Volatile
organic compound (VOC) emissions from pyrolysis of widely
used biomass are expected to increase significantly under the carbon
neutrality target. However, the dynamic emissions and evolution mechanism
of biomass-VOCs remain unclear, hindered by complex reactions and
offline measurements. Here, we propose a novel covariant evolution
mechanism to interpret the emission heterogeneities, sequential temperature
responses, and evolved correlations of both VOCs and residual functional
groups (RFGs) during corn straw (CS), wood pellet (WP), and semibituminous
coal (SBC) pyrolysis.

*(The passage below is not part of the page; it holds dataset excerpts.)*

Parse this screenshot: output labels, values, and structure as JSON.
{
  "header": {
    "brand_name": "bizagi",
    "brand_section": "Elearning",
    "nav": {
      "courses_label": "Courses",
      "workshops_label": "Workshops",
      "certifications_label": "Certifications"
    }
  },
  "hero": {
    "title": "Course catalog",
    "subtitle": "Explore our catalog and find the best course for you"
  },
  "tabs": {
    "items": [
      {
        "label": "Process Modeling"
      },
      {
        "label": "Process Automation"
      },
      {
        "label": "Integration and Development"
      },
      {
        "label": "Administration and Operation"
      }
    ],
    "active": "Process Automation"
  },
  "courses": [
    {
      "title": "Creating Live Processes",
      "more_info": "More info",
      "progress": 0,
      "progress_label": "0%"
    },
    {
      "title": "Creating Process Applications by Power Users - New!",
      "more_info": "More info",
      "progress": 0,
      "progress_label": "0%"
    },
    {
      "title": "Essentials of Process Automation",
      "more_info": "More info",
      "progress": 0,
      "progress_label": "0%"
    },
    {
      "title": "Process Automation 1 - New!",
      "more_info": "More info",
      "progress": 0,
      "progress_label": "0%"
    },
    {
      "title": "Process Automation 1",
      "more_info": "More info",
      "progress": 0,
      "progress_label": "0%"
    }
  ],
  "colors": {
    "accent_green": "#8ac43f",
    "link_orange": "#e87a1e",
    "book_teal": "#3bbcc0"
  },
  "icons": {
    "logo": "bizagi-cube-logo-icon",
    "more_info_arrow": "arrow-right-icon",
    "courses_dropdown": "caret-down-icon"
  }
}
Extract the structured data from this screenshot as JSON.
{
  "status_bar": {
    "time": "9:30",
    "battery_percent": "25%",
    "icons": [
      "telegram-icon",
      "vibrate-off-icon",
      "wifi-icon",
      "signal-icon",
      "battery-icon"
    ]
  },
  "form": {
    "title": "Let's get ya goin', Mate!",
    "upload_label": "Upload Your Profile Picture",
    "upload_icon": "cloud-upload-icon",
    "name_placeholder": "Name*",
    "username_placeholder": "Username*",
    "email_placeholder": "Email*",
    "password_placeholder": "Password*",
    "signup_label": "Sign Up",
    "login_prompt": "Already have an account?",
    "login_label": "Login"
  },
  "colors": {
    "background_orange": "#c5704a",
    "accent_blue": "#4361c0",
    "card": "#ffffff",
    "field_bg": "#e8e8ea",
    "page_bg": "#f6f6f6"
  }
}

An innovative combination of online thermogravimetric–Fourier
transform infrared–gas chromatography/mass spectrometry and
two dimensional-correlation spectroscopy was applied. The relative
percentages of CS/WP-VOCs were higher than those of SBC-VOCs, and
most VOCs tended to have relatively small carbon skeletons as the
average carbon oxidation state increased. With the temperature increased
from low to high during CS/WP pyrolysis, the primary sequential response
of VOCs (acids → phenols/esters → alcohols/ethers/aldehydes/ketones
→ hydrocarbons/aromatics) corresponded to the RFG response
(hydroxyl groups → −CH3/–CH2–/–CH groups → aliphatic ethers and conjugated
ketones). Compared with the relative regularity for CS/WP responses,
the gas–solid products from SBC pyrolysis exhibited complex
temperature-dependent responses and high oxidation-induced variability.
These insights provide favorable strategies for the online monitoring
system to facilitate priority removal of coal and biomass fuels–VOCs.